Second, you choose the connector, and how it gets connected to the board, whether it gets soldered on top of the board, or on the side of the PCB.
Third, you can generate Gerber files. You'll get all of them in the working directory, and then you can share them directly with the manufacturer. And by the way, this is the same process that we used the MathWorks app to verify many of the designs done with the Antenna Toolbox.
I would like to conclude this presentation by summarizing what we have seen today. We saw how MATLAB can be used for antenna design.
And we examined the drivers behind miniaturization, such as using fractals, slots, and mounting antennas on dielectric materials.
We were able to estimate the impact of conductor losses by using metals with finite conductivity and thickness. We were also able to evaluate how the antenna performance is impacted by the use of dielectric substrates.
We also used surrogate optimization methods to improve the antenna performance, and at the same time, reduce the size.
And as a final step, we discussed how Antenna Toolbox facilitated the antenna fabrication workflow via the Gerber file generation.

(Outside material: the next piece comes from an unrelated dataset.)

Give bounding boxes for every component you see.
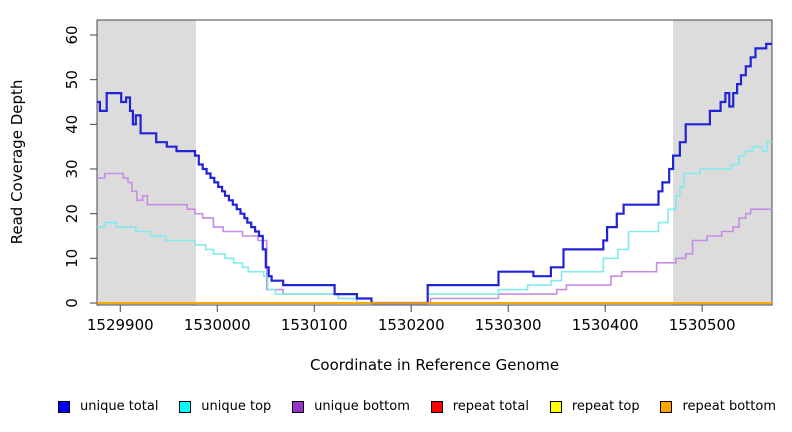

With that, I thank you very much for your attention, and I encourage you to try Antenna Toolbox, and MATLAB, and other MathWorks products in your next wireless system design.
I would also like to recommend you to explore the numerous examples that come along with the Antenna Toolbox.
These examples cover many of the topics that we discussed today, but you will also find lots of interesting things that for sure you would like to see. If you have any questions, please don't hesitate to reach out. Thank you again.